From this fact spring a great proportion of the errors of medical practice. On it are based the delusions of the various shadowy systems which impose themselves on the ignorant and half-learned public as branches or “schools” of science. A remedy taken at the time of the ascent in the curve of health is found successful. The same remedy taken while the curve is in its downward movement proves a failure.

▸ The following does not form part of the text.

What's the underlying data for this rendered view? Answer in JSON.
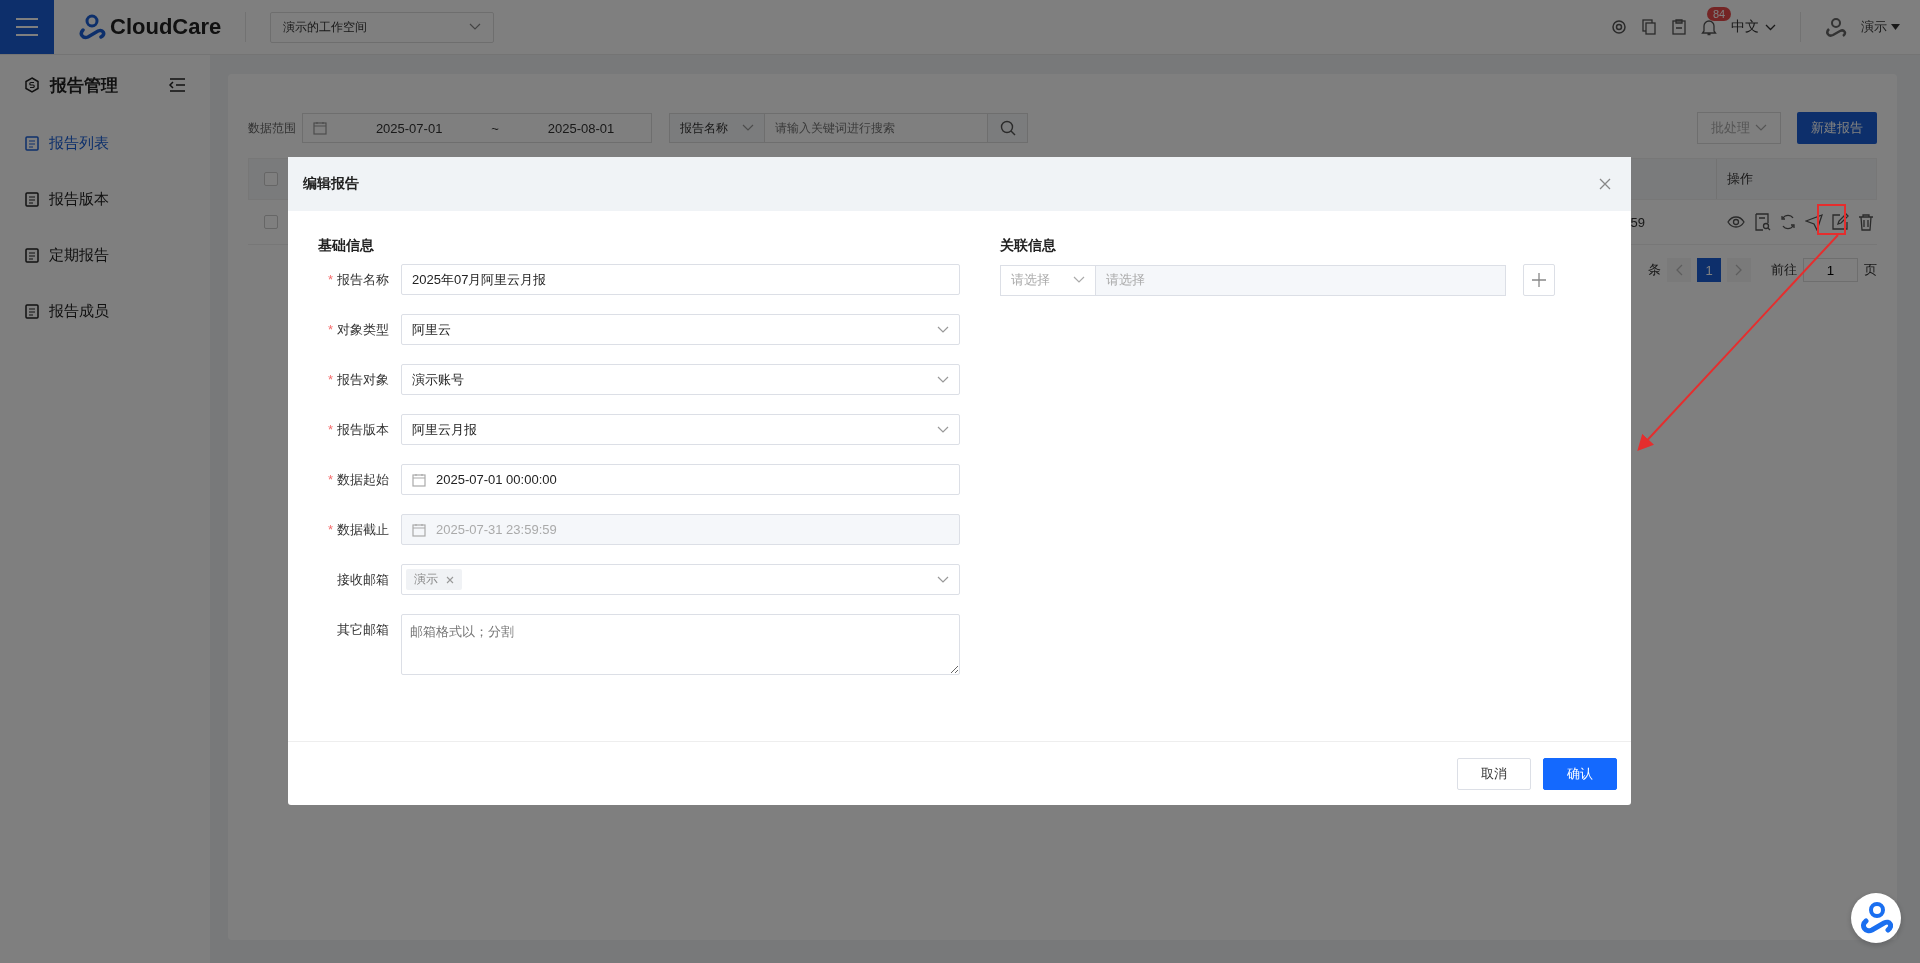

So long as this biological law exists, so long the charlatan will keep his hold on the ignorant public. So long as it exists, the wisest practitioner will be liable to deceive himself about the effect of what he calls and loves to think are his remedies. Long-continued and sagacious observation will to some extent undeceive him; but were it not for the happy illusion that his useless or even deleterious drugs were doing good service, many a practitioner would give up his calling for one in which he could be more certain that he was really being useful to the subjects of his professional dealings. For myself, I should prefer a physician of a sanguine temperament, who had a firm belief in himself and his methods. I do not wonder at all that the public support a whole community of pretenders who show the portraits of the patients they have “cured.” The best physicians will tell you that, though many patients get well under their treatment, they rarely cure anybody. If you are told also that the best physician has many more patients die on his hands than the worst of his fellow-practitioners, you may add these two statements to your bundle of paradoxes, and if they puzzle you I will explain them at some future time.